Sol Stetin, who has died at the age of ninety-five, represented one of the most important and least appreciated
aspects of New Jersey and American history: the rise of industrial labor unions in the twentieth century and their
struggle to create decent conditions of life for American workers and their families, a ceaseless struggle that has
vastly improved the entire nation's social and economic life.
Without the work of people like Sol Stetin we would have no Social Security, minimum wage laws, employee retirement
pensions, medical insurance, food and drug laws, occupational safety and health laws, unemployment and injury compensation,
and innumerable other acts of social legislation and government programs that the opponents of progress have always
considered to represent "socialism" and coddling the poor.
And without Sol Stetin we would not have had the American Labor Museum in the Botto House in Haledon, New Jersey,
commemorating the Paterson silk strike of 1913 and by extension the entire history of the trade union movement. After a lifetime of
service in organizing textile workers-which included leadership of the J.P. Stevens strike that ended in establishing a union
in the Stevens plants after seventeen years-Sol spearheaded the campaign to establish the museum and was its mentor for its
first two decades.
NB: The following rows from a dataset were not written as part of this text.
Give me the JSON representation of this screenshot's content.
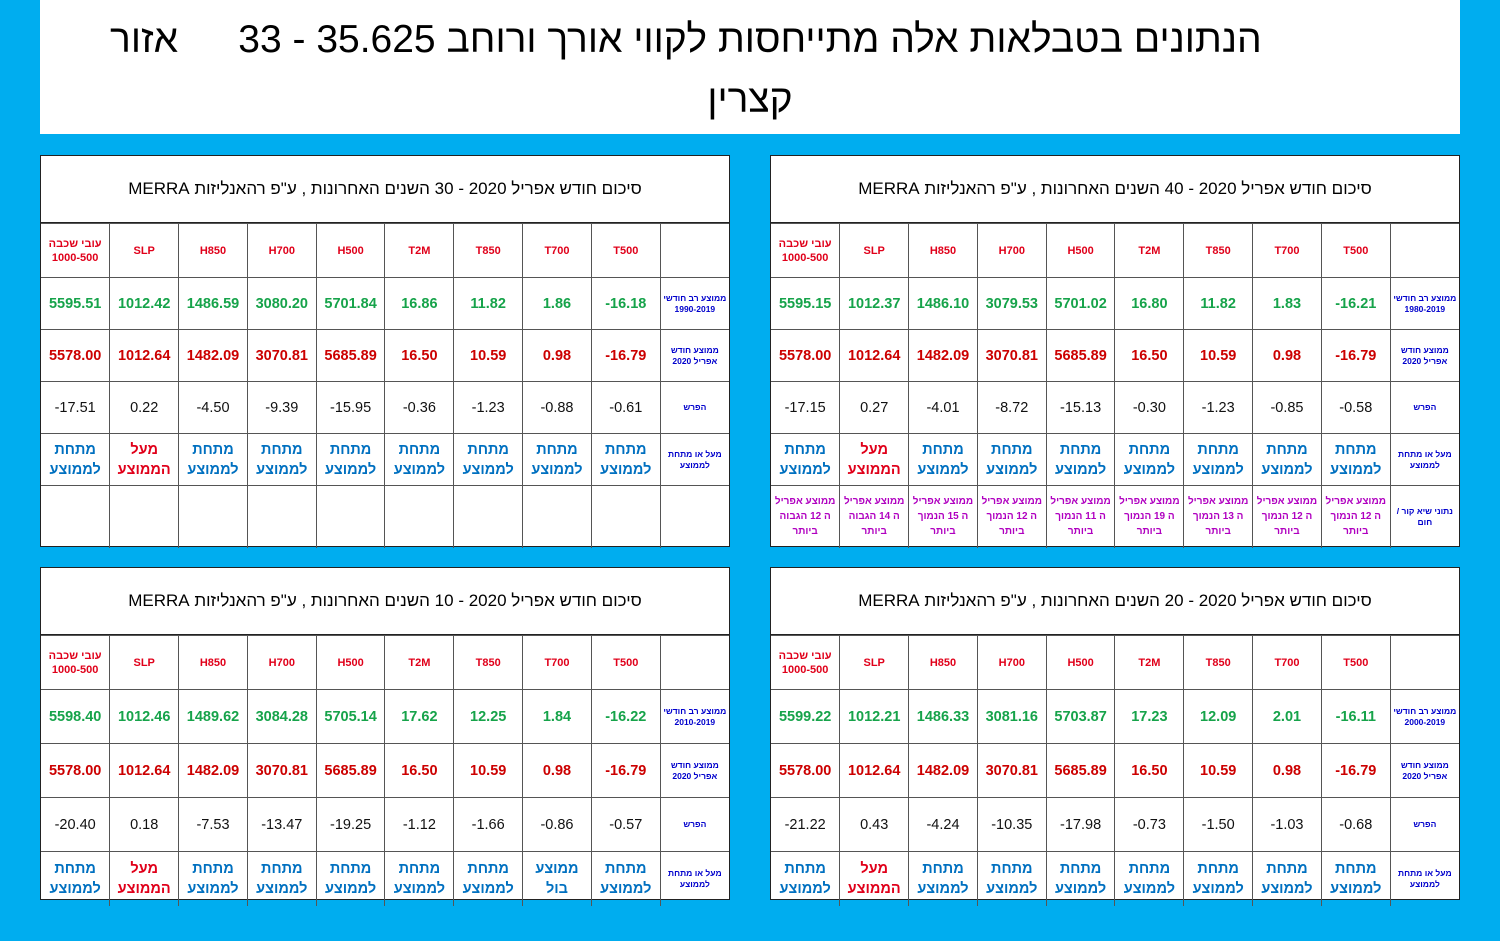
{
  "header": {
    "line1": "הנתונים בטבלאות אלה מתייחסות לקווי אורך ורוחב 35.625 - 33",
    "area_label": "אזור",
    "line2": "קצרין"
  },
  "colors": {
    "background": "#00adef",
    "header_red": "#e0001a",
    "avg_green": "#16a34a",
    "current_red": "#cc0000",
    "below_blue": "#0070c0",
    "record_purple": "#b000c0",
    "row_label_blue": "#0000cc"
  },
  "columns": {
    "thickness": "עובי שכבה 1000-500",
    "slp": "SLP",
    "h850": "H850",
    "h700": "H700",
    "h500": "H500",
    "t2m": "T2M",
    "t850": "T850",
    "t700": "T700",
    "t500": "T500"
  },
  "row_labels": {
    "current": "ממוצע חודש אפריל 2020",
    "diff": "הפרש",
    "status": "מעל או מתחת לממוצע",
    "records": "נתוני שיא קור / חום"
  },
  "status_text": {
    "below": "מתחת לממוצע",
    "above": "מעל הממוצע",
    "avg": "ממוצע בול"
  },
  "panels": {
    "p40": {
      "title": "סיכום חודש אפריל 2020  -  40 השנים האחרונות  , ע\"פ רהאנליזות MERRA",
      "avg_label": "ממוצע רב חודשי 1980-2019",
      "avg": [
        "5595.15",
        "1012.37",
        "1486.10",
        "3079.53",
        "5701.02",
        "16.80",
        "11.82",
        "1.83",
        "-16.21"
      ],
      "current": [
        "5578.00",
        "1012.64",
        "1482.09",
        "3070.81",
        "5685.89",
        "16.50",
        "10.59",
        "0.98",
        "-16.79"
      ],
      "diff": [
        "-17.15",
        "0.27",
        "-4.01",
        "-8.72",
        "-15.13",
        "-0.30",
        "-1.23",
        "-0.85",
        "-0.58"
      ],
      "records": [
        "ממוצע אפריל ה 12 הגבוה ביותר",
        "ממוצע אפריל ה 14 הגבוה ביותר",
        "ממוצע אפריל ה 15 הנמוך ביותר",
        "ממוצע אפריל ה 12 הנמוך ביותר",
        "ממוצע אפריל ה 11 הנמוך ביותר",
        "ממוצע אפריל ה 19 הנמוך ביותר",
        "ממוצע אפריל ה 13 הנמוך ביותר",
        "ממוצע אפריל ה 12 הנמוך ביותר",
        "ממוצע אפריל ה 12 הנמוך ביותר"
      ]
    },
    "p30": {
      "title": "סיכום חודש אפריל 2020  -  30 השנים האחרונות  , ע\"פ רהאנליזות MERRA",
      "avg_label": "ממוצע רב חודשי 1990-2019",
      "avg": [
        "5595.51",
        "1012.42",
        "1486.59",
        "3080.20",
        "5701.84",
        "16.86",
        "11.82",
        "1.86",
        "-16.18"
      ],
      "current": [
        "5578.00",
        "1012.64",
        "1482.09",
        "3070.81",
        "5685.89",
        "16.50",
        "10.59",
        "0.98",
        "-16.79"
      ],
      "diff": [
        "-17.51",
        "0.22",
        "-4.50",
        "-9.39",
        "-15.95",
        "-0.36",
        "-1.23",
        "-0.88",
        "-0.61"
      ]
    },
    "p20": {
      "title": "סיכום חודש אפריל 2020  -  20 השנים האחרונות  , ע\"פ רהאנליזות MERRA",
      "avg_label": "ממוצע רב חודשי 2000-2019",
      "avg": [
        "5599.22",
        "1012.21",
        "1486.33",
        "3081.16",
        "5703.87",
        "17.23",
        "12.09",
        "2.01",
        "-16.11"
      ],
      "current": [
        "5578.00",
        "1012.64",
        "1482.09",
        "3070.81",
        "5685.89",
        "16.50",
        "10.59",
        "0.98",
        "-16.79"
      ],
      "diff": [
        "-21.22",
        "0.43",
        "-4.24",
        "-10.35",
        "-17.98",
        "-0.73",
        "-1.50",
        "-1.03",
        "-0.68"
      ]
    },
    "p10": {
      "title": "סיכום חודש אפריל 2020  -  10 השנים האחרונות  , ע\"פ רהאנליזות MERRA",
      "avg_label": "ממוצע רב חודשי 2010-2019",
      "avg": [
        "5598.40",
        "1012.46",
        "1489.62",
        "3084.28",
        "5705.14",
        "17.62",
        "12.25",
        "1.84",
        "-16.22"
      ],
      "current": [
        "5578.00",
        "1012.64",
        "1482.09",
        "3070.81",
        "5685.89",
        "16.50",
        "10.59",
        "0.98",
        "-16.79"
      ],
      "diff": [
        "-20.40",
        "0.18",
        "-7.53",
        "-13.47",
        "-19.25",
        "-1.12",
        "-1.66",
        "-0.86",
        "-0.57"
      ]
    }
  }
}
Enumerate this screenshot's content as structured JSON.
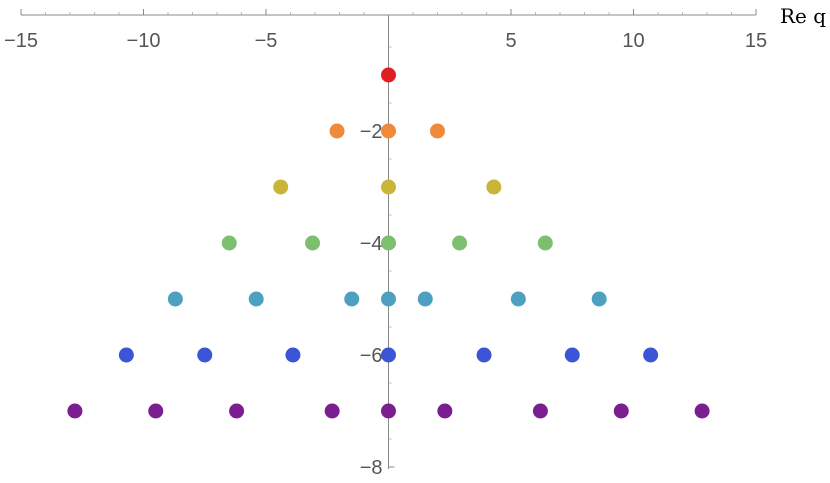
{
  "chart_data": {
    "type": "scatter",
    "title": "",
    "xlabel": "Re q",
    "ylabel": "",
    "xlim": [
      -15,
      15
    ],
    "ylim": [
      -8,
      0
    ],
    "grid": false,
    "x_ticks": [
      -15,
      -10,
      -5,
      5,
      10,
      15
    ],
    "y_ticks": [
      -2,
      -4,
      -6,
      -8
    ],
    "x_tick_labels": [
      "−15",
      "−10",
      "−5",
      "5",
      "10",
      "15"
    ],
    "y_tick_labels": [
      "−2",
      "−4",
      "−6",
      "−8"
    ],
    "series": [
      {
        "color": "#e02020",
        "points": [
          [
            0,
            -1
          ]
        ]
      },
      {
        "color": "#ee8a3a",
        "points": [
          [
            -2.1,
            -2
          ],
          [
            0,
            -2
          ],
          [
            2.0,
            -2
          ]
        ]
      },
      {
        "color": "#c9b538",
        "points": [
          [
            -4.4,
            -3
          ],
          [
            0,
            -3
          ],
          [
            4.3,
            -3
          ]
        ]
      },
      {
        "color": "#7cbf6e",
        "points": [
          [
            -6.5,
            -4
          ],
          [
            -3.1,
            -4
          ],
          [
            0,
            -4
          ],
          [
            2.9,
            -4
          ],
          [
            6.4,
            -4
          ]
        ]
      },
      {
        "color": "#4ea0c0",
        "points": [
          [
            -8.7,
            -5
          ],
          [
            -5.4,
            -5
          ],
          [
            -1.5,
            -5
          ],
          [
            0,
            -5
          ],
          [
            1.5,
            -5
          ],
          [
            5.3,
            -5
          ],
          [
            8.6,
            -5
          ]
        ]
      },
      {
        "color": "#3b55d6",
        "points": [
          [
            -10.7,
            -6
          ],
          [
            -7.5,
            -6
          ],
          [
            -3.9,
            -6
          ],
          [
            0,
            -6
          ],
          [
            3.9,
            -6
          ],
          [
            7.5,
            -6
          ],
          [
            10.7,
            -6
          ]
        ]
      },
      {
        "color": "#7a1e90",
        "points": [
          [
            -12.8,
            -7
          ],
          [
            -9.5,
            -7
          ],
          [
            -6.2,
            -7
          ],
          [
            -2.3,
            -7
          ],
          [
            0,
            -7
          ],
          [
            2.3,
            -7
          ],
          [
            6.2,
            -7
          ],
          [
            9.5,
            -7
          ],
          [
            12.8,
            -7
          ]
        ]
      }
    ]
  }
}
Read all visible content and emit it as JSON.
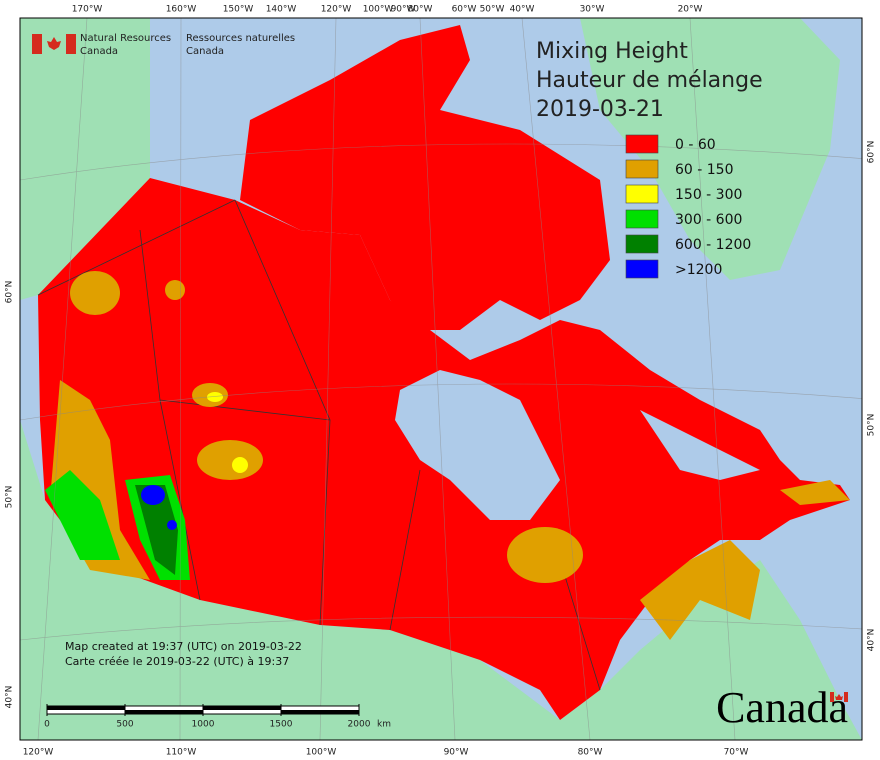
{
  "top_longitude_labels": [
    "170°W",
    "160°W",
    "150°W",
    "140°W",
    "120°W",
    "100°W",
    "90°W",
    "80°W",
    "60°W",
    "50°W",
    "40°W",
    "30°W",
    "20°W"
  ],
  "bottom_longitude_labels": [
    "120°W",
    "110°W",
    "100°W",
    "90°W",
    "80°W",
    "70°W"
  ],
  "left_latitude_labels": [
    "60°N",
    "50°N",
    "40°N"
  ],
  "right_latitude_labels": [
    "60°N",
    "50°N",
    "40°N"
  ],
  "logo": {
    "english": [
      "Natural Resources",
      "Canada"
    ],
    "french": [
      "Ressources naturelles",
      "Canada"
    ]
  },
  "title": [
    "Mixing Height",
    "Hauteur de mélange",
    "2019-03-21"
  ],
  "legend": [
    {
      "label": "0 - 60",
      "color": "#ff0000"
    },
    {
      "label": "60 - 150",
      "color": "#e0a000"
    },
    {
      "label": "150 - 300",
      "color": "#ffff00"
    },
    {
      "label": "300 - 600",
      "color": "#00e000"
    },
    {
      "label": "600 - 1200",
      "color": "#008000"
    },
    {
      "label": ">1200",
      "color": "#0000ff"
    }
  ],
  "footer": [
    "Map created at 19:37 (UTC) on 2019-03-22",
    "Carte créée le 2019-03-22 (UTC) à 19:37"
  ],
  "scale_bar": {
    "ticks": [
      0,
      500,
      1000,
      1500,
      2000
    ],
    "unit": "km"
  },
  "wordmark": "Canada"
}
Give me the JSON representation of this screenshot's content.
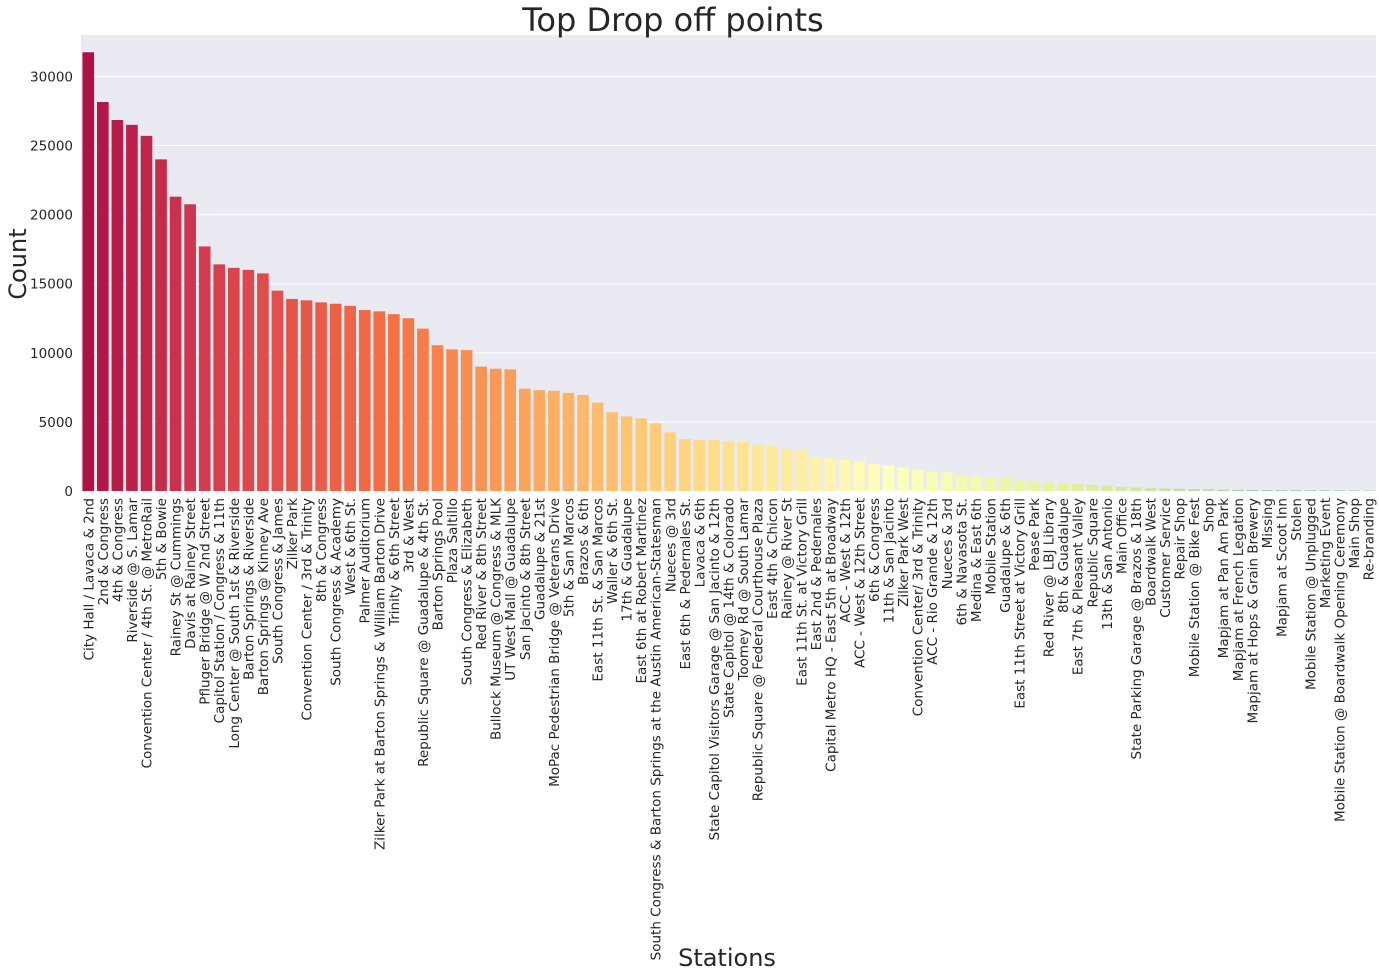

A resident of Paterson, he also taught labor studies and union organizing at New Jersey universities.
At the age of ninety-five, according to his obituary, he was still participating in union activity in St. Louis, where
he and his wife had moved to be with their family.
Like millions of other Jews escaping oppression, Sol was brought to the United States at the age of ten from a small town near Lodz in
what is now eastern Poland. In the Second World War his life in Europe would almost certainly have ended in a ditch, a ghetto or a camp after
the German invasion. Instead, he became an American and repaid his adopted homeland by a lifetime of fighting for a better life for its people.
God grant we may always deserve to have among us people like Sol Stetin.